MANILA, Philippines — As presidential spokesperson Harry Roque Jr. wished rigor mortis on critics of the Duterte administration, the country’s economic managers scrambled to stop the economy itself from “sinking deeper and deeper” as President Duterte himself bemoaned earlier this week.

To accomplish the mission, Finance Secretary Carlos Dominguez III had earlier conceded that the country would need at least $1.3 billion in foreign loans from the World Bank, the Asian Development Bank (ADB) and the Beijing-based Asian Infrastructure Investment Bank (AIIB).

The funds will be used to finance a Department of Health plan to vaccinate all 100 million Filipinos by 2023—25.35 million Filipinos in 2021, 44.63 million in 2022 and 41.77 million in 2023, since by that time the Philippines is expected to have a total population of 112.89 million.

But developments have made the task doubly hard and the Philippines has increased the amount it has requested from the World Bank by at least $100 million a month for the past three months, documents seen by the Inquirer showed.

Last December, the Philippines sought a $300-million facility to finance its COVID-19 emergency response program, but that amount was increased to $400 million in January.

Advanced payments

This month, the amount was again increased to $500 million (about P24 billion) to meet advance payments to buy COVID-19 vaccines and their related costs.

Aside from the World Bank, the ADB has also committed to lend the Philippines at least $325 million under its regional financing scheme called Asia-Pacific Vaccine Access Facility.

With at least $825 million coming from the World Bank and the ADB, Finance Undersecretary Mark Dennis Joven declined to comment on who would underwrite the remaining $425 million but he said the Department of Finance would release the information once the loan requests are approved.

Constraints

The loan with the World Bank, which is funding 14 projects worth more than $3 billion for the Philippines, is still scheduled to be taken up by its Washington-based board on March 24.

An AIIB representative told the Inquirer they were also reviewing the vaccine financing requests from member countries, including the Philippines.

Joven explained that some of the World Bank and the ADB loans “needed to be expanded to cover vaccines on top of the original scope” because the Philippines needed more money for advance payments on vaccines.

According to ADB documents, the Philippines needed to settle $50 million in advance payments in January this year for as many as six vaccine supply agreements.

“However, high-income and upper middle-income countries have entered into supply agreements with vaccine developers for more than 6 billion vaccine doses, significantly affecting the future supply of vaccines for developing countries,” the ADB said.

“The COVID-19 vaccines global access facility … has only contracted about 1.3 billion doses.
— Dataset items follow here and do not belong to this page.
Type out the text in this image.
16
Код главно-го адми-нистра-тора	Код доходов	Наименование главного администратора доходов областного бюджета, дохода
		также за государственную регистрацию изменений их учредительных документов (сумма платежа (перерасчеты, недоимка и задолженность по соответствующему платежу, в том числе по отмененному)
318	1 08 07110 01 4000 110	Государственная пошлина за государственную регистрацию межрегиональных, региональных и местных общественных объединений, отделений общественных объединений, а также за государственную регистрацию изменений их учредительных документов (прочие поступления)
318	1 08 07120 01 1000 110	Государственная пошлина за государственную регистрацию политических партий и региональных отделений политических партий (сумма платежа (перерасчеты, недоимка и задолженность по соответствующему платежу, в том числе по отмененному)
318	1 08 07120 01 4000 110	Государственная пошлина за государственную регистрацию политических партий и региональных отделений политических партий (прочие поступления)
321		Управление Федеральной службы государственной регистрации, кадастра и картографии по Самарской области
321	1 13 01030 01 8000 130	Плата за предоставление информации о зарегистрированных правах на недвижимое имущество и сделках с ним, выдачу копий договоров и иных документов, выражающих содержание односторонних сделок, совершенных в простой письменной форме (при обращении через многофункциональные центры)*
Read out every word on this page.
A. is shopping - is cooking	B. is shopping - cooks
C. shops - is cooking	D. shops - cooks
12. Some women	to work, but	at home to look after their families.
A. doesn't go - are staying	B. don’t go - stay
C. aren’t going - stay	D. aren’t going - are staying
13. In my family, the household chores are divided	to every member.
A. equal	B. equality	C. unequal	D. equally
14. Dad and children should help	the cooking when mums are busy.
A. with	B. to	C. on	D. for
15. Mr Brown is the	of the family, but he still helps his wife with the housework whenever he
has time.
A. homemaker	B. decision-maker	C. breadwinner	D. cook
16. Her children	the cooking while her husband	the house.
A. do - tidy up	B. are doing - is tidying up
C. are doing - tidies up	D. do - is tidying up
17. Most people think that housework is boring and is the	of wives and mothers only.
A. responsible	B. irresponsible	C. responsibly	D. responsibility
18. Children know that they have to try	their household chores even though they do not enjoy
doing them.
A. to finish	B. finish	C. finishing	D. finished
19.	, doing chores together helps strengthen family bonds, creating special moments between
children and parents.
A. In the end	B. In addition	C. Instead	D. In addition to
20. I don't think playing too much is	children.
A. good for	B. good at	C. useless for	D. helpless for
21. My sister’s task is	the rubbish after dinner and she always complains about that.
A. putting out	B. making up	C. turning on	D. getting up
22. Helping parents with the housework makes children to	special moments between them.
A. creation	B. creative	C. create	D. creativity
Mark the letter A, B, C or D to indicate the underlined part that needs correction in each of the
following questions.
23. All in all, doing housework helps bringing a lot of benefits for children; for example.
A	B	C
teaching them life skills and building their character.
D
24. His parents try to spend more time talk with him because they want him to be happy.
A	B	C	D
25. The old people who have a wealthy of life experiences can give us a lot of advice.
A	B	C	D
It aims to provide free vaccine doses for up to 20 percent of these countries’ populations. However, there is no firm timeline yet as to when the supplies will start,” the ADB added.

But even with the foreign loans now in the pipeline, the Philippines still faces constraints in vaccine financing—“the government estimates that P82.5 billion (about $1.7 billion) will be required to provide vaccines to approximately 55 percent of the country’s population—still short of its plan to vaccinate all Filipinos by 2023.”